There is a critical shortage of transplantable livers in both the US and the world. One method to increase the donor pool is to develop methodology to recondition extended criteria donor grafts, a large portion of which are moderate to severe macrosteatotic livers. Transplantation of these livers often leads to primary nonfunction caused by an increased susceptibility to the effects of ischemia reperfusion injury that result from the harvesting, transportation, and transplantation of the liver. Our lab has developed a novel cocktail of defatting reagents that can, over a period of two days, render hepatocytes lean and with good cell viability and function. Despite this accomplishment, in order to be feasibly performed in a clinical setting, the defatting process must be completed in a matter of hours. The current project focuses on understanding the differences between defatting in a static versus flow environment and then using this information to develop the ideal parameters for defatting whole organs. Our hypothesis in the current work is that using flow and the appropriate defatting agents, steatotic hepatocytes can be defatted in a clinically relevant time of hours, without decreasing cell viability or function. In order to test this hypothesis, a perfusion reactor was constructed which holds microscope slides that can be seeded with fatty hepatocytes. Perfusion of defatting media was performed at different flow rates over a six hour period. Results showed that within a six hour period, significant defatting (as compared to static cultures) was observed at both 2.0 and 4.0 ml/min as indicated by oil red O staining. Current experiments are focused on further evaluation of hepatocyte viability and function (e.g. albumin, urea, and cytochrome P450 function). These types of parametric experiments will form the basis for future perfusions with whole organs from obese rats.

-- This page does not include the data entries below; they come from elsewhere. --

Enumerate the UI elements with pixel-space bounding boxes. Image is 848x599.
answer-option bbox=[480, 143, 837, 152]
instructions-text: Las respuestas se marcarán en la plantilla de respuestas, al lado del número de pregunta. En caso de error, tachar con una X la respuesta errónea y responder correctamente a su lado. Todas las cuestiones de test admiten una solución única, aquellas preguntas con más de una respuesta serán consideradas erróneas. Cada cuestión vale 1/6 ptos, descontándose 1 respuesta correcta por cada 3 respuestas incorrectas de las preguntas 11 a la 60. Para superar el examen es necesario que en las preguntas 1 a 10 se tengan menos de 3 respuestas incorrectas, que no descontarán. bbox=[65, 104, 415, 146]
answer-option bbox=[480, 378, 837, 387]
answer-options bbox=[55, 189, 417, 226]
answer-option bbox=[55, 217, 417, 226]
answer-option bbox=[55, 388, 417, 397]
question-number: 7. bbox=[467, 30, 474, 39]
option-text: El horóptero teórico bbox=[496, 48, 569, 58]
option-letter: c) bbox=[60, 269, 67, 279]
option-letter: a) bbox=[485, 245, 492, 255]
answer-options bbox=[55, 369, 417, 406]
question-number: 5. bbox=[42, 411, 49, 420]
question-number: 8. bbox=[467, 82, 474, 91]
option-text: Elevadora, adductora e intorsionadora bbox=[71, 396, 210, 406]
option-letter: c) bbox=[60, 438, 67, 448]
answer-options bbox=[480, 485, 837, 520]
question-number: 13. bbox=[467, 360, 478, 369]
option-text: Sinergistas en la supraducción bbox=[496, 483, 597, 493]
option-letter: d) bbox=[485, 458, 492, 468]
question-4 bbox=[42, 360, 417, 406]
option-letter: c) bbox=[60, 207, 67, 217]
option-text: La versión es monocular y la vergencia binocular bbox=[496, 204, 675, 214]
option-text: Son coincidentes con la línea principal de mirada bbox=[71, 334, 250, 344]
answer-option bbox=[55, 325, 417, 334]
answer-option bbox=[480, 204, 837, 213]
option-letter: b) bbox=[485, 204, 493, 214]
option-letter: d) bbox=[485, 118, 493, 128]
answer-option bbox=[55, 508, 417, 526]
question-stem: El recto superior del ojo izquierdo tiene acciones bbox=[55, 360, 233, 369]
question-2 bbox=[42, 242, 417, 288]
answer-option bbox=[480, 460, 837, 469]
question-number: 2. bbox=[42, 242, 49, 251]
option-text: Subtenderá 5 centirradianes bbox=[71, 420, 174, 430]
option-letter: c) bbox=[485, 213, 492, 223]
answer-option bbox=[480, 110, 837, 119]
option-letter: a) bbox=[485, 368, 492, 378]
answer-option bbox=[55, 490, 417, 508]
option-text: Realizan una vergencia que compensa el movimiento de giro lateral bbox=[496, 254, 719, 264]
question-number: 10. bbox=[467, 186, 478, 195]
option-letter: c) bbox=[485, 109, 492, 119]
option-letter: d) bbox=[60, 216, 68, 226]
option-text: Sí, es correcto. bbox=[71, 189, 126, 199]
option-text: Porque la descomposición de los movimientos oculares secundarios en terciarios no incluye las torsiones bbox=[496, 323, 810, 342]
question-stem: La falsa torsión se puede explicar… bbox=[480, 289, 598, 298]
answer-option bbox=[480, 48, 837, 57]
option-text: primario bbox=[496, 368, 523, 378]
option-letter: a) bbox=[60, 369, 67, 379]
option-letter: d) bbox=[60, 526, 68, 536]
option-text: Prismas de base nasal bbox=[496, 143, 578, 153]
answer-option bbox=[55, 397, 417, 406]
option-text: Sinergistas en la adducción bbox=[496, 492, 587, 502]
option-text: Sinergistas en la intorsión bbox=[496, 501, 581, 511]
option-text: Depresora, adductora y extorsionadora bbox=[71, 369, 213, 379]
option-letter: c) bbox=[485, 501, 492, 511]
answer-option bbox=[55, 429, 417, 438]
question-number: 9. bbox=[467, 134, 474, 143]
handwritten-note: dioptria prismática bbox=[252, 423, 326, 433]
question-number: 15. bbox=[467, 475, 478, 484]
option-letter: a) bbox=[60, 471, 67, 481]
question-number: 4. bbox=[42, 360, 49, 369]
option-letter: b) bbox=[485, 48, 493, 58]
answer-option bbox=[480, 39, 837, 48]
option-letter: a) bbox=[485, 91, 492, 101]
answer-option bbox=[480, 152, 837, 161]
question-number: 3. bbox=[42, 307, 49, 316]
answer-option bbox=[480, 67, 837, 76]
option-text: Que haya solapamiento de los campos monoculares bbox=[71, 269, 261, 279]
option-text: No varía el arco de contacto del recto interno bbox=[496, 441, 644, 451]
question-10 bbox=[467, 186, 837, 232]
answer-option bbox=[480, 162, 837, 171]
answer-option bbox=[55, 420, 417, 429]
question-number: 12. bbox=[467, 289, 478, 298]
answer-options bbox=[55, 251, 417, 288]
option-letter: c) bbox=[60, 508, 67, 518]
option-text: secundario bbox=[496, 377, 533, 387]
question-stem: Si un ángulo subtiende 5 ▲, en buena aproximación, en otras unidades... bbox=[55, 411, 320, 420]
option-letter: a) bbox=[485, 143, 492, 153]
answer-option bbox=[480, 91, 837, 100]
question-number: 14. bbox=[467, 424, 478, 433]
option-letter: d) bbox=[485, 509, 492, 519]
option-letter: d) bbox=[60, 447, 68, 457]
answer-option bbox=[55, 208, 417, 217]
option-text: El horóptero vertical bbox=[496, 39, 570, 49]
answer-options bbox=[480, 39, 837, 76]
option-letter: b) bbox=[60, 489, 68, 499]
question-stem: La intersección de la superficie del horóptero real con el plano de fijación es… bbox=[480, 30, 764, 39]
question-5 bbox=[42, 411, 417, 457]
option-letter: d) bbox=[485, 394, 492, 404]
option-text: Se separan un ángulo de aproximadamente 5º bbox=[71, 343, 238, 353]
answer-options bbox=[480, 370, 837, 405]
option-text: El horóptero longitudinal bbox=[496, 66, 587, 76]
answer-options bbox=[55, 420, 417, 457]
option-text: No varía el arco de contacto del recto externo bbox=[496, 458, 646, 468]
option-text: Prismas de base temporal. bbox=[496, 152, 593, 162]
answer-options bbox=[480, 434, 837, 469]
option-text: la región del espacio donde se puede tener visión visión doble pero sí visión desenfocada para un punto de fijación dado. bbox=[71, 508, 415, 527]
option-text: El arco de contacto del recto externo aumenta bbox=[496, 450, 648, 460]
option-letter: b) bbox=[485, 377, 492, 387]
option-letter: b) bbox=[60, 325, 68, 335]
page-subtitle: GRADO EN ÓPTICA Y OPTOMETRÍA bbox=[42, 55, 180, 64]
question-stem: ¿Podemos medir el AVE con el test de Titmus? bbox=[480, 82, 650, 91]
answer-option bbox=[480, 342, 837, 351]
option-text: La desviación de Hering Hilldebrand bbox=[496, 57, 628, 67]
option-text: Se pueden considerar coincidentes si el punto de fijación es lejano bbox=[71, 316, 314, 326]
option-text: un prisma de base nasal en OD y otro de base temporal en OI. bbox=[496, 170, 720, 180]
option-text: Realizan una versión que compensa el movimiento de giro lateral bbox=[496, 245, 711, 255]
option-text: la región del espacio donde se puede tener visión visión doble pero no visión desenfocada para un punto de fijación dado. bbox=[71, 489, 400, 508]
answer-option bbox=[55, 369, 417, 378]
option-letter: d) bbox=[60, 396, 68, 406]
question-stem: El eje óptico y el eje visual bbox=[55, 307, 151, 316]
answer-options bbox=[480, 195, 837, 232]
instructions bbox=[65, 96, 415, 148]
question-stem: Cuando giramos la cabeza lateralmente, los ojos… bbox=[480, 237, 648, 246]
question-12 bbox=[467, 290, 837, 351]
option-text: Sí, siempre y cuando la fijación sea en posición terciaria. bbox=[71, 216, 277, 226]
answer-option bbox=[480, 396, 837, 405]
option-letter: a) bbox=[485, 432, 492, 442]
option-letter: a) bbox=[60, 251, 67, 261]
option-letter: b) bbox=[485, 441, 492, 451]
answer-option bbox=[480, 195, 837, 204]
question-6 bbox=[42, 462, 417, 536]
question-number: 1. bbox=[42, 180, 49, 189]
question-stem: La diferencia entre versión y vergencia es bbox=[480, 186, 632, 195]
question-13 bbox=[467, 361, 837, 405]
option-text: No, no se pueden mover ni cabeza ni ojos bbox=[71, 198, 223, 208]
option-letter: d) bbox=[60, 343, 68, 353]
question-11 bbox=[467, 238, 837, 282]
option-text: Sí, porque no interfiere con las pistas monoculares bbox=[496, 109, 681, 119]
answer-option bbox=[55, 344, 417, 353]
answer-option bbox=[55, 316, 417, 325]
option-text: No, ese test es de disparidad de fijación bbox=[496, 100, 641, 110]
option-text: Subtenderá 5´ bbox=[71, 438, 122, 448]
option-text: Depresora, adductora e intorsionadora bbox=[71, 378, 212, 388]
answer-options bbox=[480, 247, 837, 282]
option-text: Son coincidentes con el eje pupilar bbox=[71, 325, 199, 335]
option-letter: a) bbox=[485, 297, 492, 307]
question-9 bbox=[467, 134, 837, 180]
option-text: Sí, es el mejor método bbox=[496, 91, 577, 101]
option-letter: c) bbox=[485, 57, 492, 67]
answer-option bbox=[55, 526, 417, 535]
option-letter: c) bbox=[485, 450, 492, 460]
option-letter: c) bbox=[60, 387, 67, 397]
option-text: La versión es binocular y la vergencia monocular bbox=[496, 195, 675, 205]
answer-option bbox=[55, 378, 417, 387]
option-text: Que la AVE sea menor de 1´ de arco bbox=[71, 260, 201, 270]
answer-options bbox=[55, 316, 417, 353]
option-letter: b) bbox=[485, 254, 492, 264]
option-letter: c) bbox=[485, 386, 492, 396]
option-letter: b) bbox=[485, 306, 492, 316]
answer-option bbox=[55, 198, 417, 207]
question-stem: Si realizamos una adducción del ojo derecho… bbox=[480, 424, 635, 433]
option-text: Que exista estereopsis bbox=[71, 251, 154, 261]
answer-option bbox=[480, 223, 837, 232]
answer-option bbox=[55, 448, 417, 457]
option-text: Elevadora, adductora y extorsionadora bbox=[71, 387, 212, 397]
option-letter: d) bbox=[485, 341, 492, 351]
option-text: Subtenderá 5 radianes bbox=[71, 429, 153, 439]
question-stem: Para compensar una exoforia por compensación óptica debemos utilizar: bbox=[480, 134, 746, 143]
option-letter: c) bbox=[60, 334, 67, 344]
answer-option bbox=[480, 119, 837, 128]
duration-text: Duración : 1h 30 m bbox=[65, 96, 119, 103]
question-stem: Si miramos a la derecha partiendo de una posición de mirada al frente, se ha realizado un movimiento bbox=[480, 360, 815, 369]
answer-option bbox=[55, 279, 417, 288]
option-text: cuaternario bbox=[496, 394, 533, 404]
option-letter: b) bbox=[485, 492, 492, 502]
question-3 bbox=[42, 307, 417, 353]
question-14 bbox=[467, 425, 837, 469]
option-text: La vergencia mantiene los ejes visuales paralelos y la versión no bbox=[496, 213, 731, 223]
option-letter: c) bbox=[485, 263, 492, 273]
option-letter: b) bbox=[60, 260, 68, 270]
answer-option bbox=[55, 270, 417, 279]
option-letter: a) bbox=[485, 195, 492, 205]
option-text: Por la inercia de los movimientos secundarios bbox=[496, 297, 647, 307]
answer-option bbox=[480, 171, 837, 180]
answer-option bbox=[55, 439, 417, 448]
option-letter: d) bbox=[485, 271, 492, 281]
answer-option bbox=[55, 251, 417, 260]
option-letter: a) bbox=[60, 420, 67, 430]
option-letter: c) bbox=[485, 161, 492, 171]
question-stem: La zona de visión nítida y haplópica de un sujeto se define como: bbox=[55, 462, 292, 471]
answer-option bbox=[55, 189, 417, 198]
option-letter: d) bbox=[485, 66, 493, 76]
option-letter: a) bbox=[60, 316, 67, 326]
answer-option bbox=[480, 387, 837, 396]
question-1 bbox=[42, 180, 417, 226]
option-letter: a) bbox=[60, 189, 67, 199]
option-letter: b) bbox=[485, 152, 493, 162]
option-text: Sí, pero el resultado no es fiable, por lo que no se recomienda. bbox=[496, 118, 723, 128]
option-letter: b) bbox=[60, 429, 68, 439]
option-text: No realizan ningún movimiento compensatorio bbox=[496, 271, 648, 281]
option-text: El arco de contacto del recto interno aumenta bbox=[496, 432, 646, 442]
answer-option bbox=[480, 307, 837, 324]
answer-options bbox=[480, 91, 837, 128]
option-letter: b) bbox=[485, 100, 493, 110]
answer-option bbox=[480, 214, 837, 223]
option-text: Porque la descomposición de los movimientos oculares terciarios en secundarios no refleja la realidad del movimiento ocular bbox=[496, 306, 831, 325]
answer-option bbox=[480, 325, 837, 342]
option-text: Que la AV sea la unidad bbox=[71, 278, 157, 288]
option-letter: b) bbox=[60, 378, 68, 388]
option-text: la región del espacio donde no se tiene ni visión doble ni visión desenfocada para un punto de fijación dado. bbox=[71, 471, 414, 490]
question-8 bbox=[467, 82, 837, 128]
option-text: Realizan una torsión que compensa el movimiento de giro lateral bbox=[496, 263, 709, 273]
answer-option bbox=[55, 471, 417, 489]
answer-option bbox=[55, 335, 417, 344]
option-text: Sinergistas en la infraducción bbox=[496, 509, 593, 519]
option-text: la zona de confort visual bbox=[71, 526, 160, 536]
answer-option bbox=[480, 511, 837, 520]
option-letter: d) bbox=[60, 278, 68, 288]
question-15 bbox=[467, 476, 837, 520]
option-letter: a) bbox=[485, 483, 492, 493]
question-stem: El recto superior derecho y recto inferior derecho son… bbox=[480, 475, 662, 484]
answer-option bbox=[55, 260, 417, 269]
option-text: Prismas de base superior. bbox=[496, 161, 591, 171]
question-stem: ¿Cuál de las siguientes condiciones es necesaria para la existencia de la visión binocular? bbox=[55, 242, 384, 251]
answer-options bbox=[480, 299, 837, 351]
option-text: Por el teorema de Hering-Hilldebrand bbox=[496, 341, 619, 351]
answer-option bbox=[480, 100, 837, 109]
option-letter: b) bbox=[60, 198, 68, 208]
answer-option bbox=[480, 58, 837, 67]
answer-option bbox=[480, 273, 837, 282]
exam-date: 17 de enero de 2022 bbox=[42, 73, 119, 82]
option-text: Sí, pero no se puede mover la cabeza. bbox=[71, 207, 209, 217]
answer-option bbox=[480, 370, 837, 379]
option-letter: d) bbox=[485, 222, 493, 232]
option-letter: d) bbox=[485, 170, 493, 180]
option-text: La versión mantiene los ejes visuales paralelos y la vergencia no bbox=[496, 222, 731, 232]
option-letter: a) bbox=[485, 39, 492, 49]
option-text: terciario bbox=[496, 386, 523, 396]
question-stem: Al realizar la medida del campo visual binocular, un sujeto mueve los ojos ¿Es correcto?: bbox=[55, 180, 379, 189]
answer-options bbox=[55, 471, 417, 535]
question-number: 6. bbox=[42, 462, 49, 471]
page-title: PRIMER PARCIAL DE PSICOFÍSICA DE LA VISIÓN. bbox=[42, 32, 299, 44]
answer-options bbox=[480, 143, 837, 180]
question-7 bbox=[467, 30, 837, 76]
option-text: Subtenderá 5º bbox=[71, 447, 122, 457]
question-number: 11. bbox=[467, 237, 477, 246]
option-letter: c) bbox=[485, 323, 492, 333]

A metabolic flux analyis to quantify the hepatic metabolism during defatting

Macrosteatotic livers, with hepatocytes that have accumulated lipids in the form of large lipid droplets, have been shown to be at a significant risk for primary graft nonfunction due to increased sensitivity to ischemia reperfusion (I/R) injury in the transplantation process. Nearly 30% of donated livers are discarded annually due to their macrosteatotic state. Our lab has previously demonstrated that a cocktail of defatting agents can clear excess lipid storage in fatty livers, thus providing a new means to recondition donated livers that would otherwise be discarded. Currently, however, the process is highly rate-limited and therefore not yet translatable to the workflow of transplant surgeries. To identify reaction-rate limited metabolic pathways in the defatting process, a metabolic flux analysis (MFA) was conducted. The changes in metabolic reaction fluxes of macrosteatotic HepG2 hepatocytes undergoing defatting were elucidated. We hope the insights from the MFA will allow us to metabolically optimize hepatic function in the macrosteatotic state and potentially identify novel metabolic supplements for a more rapid defatting of marginal donor livers.